Hangarback Abzan Mirror

This is a grindy midrange mirror, but the die roll is more important than normal due to the presence of Dromoka’s Command. Be prepared to employ different game plans and sideboard strategies when you’re on the play or on the draw.

On the play, you might gain an early advantage via a quick beatdown draw, and push that advantage via Dromoka’s Command. (Command is absolutely perfect if your opponent is mirroring your creatures, and you’re pumping plus fighting). Finishing off with a Wingmate Roc or Ajani, Mentor of Heroes will be perfect.

If you’re on the draw, and want to beat an opponent with a good beatdown curve-out, you’re going to need lots of non-Dromoka’s Command removal. Self-Inflicted Wound is best, and Ultimate Price is quite poor. Bile Blight, Valorous Stance, Glare of Heresy, Abzan Charm, and Hero’s Downfall are also good. You can use Surge of Righteousness or Dark Betrayal, but don’t overdo it on those. Once you’ve stabilized, win via Elspeth, Sun’s Champion or Den Protector card advantage.

One final tip is to think carefully about Hangarback Walkers matching up against opposing Abzan Charms. In some situations, you’ll want to keep your Walker as a 2/2 to play around it. However, Abzan Charm is always going to be a great card in the matchup, so it’s not as though you’re making their card dead when you play around it. Use your best judgment—play safe, but don’t play scared.

Mono-Red

Hangarback Walker is going to be a troublesome card for you, but other than that, it’ll be the same as any other Abzan deck. I think it’s best to just fight through the Hangarbacks, since sideboarding narrow cards like Magma Spray or Scouring Sands can cause you to lose if they don’t draw it.

The good news is that you won’t normally have to worry about board sweepers. In fact, you should definitely not play around board sweepers! You should go for the throat and try to win quickly. If you play conservatively, Siege Rhinos and Sorin, Solemn Visitor are going to ruin your day. More good news is that Hangarback Abzan plays a lot of pain lands.

Sideboard some Roasts and Goblin Heelcutters, but stick to the plan of being fast and attacking their life total.

Jeskai

Jeskai is traditionally a small underdog against Abzan, and particularly struggles with the card Siege Rhino. However, attacking Hangarback Abzan in the air is going to be a good plan. Mantis Rider and Stormbreath Dragon will be your heavy lifters.

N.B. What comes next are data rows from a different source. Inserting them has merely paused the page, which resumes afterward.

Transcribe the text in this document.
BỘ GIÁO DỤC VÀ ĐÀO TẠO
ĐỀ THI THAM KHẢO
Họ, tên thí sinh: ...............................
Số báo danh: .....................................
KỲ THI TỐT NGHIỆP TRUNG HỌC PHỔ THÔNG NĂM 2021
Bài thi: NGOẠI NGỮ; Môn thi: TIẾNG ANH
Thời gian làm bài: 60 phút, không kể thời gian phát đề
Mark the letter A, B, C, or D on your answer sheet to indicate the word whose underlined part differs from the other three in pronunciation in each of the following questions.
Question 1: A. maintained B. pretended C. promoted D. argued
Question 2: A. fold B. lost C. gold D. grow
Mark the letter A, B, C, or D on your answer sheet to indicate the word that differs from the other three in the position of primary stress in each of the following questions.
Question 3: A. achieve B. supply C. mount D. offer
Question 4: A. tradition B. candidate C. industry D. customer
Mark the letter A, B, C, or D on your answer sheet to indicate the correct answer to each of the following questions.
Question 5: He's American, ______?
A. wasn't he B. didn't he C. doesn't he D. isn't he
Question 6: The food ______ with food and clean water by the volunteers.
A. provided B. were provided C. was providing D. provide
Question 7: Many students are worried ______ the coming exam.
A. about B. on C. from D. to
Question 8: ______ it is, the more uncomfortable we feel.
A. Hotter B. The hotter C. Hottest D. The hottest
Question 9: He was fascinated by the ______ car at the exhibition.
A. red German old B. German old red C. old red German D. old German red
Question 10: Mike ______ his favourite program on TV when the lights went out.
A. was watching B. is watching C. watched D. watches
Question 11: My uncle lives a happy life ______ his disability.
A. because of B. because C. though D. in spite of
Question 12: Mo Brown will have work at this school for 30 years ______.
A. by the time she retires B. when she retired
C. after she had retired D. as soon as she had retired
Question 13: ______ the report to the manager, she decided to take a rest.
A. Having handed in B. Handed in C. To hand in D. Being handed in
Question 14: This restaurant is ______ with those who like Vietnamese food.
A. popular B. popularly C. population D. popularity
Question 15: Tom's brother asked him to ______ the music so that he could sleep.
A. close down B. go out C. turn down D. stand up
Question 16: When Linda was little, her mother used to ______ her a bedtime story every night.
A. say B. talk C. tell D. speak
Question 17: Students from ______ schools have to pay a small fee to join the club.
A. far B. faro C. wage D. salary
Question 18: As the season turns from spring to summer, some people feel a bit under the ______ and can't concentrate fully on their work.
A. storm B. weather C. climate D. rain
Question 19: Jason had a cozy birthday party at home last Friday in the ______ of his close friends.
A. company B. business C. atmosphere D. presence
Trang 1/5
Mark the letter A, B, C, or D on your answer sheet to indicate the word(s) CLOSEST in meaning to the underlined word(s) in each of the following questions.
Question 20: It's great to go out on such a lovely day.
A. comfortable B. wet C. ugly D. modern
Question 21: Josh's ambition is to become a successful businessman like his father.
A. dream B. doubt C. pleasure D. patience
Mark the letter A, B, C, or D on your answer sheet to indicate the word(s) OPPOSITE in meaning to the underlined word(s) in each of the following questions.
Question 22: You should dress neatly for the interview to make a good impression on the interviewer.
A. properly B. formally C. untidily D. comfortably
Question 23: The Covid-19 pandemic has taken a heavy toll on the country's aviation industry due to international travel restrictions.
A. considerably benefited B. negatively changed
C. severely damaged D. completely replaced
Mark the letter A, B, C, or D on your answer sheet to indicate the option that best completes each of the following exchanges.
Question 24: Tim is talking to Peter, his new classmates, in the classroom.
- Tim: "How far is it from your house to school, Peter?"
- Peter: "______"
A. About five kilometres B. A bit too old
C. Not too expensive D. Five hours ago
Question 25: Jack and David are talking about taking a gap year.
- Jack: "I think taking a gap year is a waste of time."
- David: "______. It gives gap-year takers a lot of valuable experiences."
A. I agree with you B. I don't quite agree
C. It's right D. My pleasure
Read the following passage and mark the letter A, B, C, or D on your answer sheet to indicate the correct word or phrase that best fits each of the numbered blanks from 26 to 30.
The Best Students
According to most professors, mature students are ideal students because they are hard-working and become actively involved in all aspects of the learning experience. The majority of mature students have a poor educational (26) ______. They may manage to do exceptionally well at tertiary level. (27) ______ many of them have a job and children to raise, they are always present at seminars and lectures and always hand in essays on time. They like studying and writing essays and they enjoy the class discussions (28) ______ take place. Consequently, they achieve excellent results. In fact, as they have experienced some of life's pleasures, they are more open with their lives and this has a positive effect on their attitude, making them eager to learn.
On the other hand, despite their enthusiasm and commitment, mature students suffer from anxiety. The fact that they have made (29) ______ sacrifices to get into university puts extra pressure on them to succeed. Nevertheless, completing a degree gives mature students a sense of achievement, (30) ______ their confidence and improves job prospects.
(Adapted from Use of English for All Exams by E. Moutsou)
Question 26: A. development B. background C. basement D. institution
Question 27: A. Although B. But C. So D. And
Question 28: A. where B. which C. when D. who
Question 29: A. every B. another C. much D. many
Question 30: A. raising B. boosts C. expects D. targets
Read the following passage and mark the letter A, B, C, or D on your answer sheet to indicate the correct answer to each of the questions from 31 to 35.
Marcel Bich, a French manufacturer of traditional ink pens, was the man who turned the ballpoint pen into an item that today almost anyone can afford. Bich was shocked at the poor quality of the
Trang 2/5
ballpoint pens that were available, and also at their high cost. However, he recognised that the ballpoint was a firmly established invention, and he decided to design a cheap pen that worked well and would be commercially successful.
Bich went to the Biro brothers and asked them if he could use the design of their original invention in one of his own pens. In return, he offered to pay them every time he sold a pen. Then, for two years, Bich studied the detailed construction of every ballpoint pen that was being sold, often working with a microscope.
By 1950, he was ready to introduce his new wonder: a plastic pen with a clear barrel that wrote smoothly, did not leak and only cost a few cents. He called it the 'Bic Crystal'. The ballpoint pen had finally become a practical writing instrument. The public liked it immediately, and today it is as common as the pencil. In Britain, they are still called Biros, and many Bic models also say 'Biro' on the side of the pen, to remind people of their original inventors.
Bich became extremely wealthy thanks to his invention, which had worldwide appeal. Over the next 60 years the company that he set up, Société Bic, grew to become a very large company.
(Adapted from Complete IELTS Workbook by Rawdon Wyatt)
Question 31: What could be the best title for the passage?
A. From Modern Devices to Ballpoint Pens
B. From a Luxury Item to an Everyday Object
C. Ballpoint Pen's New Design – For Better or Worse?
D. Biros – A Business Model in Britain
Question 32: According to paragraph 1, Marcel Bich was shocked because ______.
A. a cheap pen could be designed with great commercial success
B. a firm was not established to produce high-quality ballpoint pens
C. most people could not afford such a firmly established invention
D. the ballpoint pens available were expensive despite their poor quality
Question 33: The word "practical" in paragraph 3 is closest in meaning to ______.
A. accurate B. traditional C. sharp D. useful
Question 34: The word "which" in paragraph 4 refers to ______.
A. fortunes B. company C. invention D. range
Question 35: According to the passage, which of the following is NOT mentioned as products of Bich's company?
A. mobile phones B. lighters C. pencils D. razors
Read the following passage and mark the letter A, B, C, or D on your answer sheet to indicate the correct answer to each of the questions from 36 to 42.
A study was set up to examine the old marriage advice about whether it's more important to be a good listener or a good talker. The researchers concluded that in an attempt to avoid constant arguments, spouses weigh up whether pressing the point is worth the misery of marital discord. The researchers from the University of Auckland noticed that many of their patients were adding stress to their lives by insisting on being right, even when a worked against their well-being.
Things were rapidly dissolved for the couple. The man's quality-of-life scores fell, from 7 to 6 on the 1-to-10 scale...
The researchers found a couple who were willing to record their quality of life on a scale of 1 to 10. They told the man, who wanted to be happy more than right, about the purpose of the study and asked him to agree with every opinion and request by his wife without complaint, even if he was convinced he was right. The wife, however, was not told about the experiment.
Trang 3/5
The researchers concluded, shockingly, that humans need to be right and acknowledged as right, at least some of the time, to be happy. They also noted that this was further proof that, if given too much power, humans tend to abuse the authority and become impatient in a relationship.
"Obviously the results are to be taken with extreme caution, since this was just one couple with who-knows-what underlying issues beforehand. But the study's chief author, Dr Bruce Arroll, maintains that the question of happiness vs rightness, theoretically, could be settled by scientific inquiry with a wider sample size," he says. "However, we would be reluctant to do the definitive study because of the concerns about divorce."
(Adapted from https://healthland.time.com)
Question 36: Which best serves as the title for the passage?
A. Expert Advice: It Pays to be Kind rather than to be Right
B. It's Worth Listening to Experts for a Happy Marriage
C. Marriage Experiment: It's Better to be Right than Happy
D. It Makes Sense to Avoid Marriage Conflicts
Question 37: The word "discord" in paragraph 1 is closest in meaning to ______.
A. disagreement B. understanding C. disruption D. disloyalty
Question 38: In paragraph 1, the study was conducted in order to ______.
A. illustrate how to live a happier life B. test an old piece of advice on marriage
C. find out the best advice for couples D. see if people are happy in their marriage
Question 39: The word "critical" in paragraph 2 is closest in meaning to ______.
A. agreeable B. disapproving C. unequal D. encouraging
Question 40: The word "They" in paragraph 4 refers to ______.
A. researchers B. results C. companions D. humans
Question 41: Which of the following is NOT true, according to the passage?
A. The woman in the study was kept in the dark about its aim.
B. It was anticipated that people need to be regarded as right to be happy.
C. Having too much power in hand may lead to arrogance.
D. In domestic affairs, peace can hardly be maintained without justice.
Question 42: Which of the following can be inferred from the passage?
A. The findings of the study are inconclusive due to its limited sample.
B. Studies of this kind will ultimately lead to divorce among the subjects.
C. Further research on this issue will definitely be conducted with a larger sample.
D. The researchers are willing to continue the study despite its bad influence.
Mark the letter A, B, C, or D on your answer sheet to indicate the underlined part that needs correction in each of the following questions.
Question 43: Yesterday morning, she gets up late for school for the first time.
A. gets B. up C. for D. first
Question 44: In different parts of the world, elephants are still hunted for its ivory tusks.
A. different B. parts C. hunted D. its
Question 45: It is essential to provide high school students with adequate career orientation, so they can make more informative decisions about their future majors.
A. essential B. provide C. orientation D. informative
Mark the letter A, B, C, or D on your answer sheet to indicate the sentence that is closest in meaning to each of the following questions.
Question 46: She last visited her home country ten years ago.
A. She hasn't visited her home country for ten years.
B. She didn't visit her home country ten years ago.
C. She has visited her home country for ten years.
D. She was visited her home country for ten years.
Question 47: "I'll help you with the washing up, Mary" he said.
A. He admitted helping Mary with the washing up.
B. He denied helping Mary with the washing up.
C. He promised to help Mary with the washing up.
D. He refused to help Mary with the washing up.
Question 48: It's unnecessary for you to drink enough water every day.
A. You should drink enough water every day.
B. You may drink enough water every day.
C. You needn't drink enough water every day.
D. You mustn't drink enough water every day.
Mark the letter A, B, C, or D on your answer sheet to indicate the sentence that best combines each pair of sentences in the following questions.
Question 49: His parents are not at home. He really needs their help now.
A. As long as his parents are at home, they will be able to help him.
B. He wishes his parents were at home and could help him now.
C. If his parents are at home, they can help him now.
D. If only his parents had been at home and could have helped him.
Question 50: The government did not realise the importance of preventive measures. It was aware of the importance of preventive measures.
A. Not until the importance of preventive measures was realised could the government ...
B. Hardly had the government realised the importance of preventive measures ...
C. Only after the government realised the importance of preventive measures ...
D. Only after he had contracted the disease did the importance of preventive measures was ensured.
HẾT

With all of the Dromoka’s Commands running around, it’s a bad time for Jeskai Ascendancy, Outpost Siege, Chained to the Rocks, or any other enchantments that decks in this vein would normally consider.

Bring a healthy number of Roasts and Valorous Stances, try to stick a threat like Jace, Vryn’s Prodigy or Mantis Rider, and pull ahead with a well-placed Dig Through Time.

Conclusion

All in all, Hangarback Abzan doesn’t bring many surprises. Everything that’s been good against Abzan for the past year is still going to be good. Hangarback is a bit of a speed bump against fast decks, and offers a bit more staying power against slow decks. However, it also makes Hangarback Abzan slower than older versions of Abzan Aggro.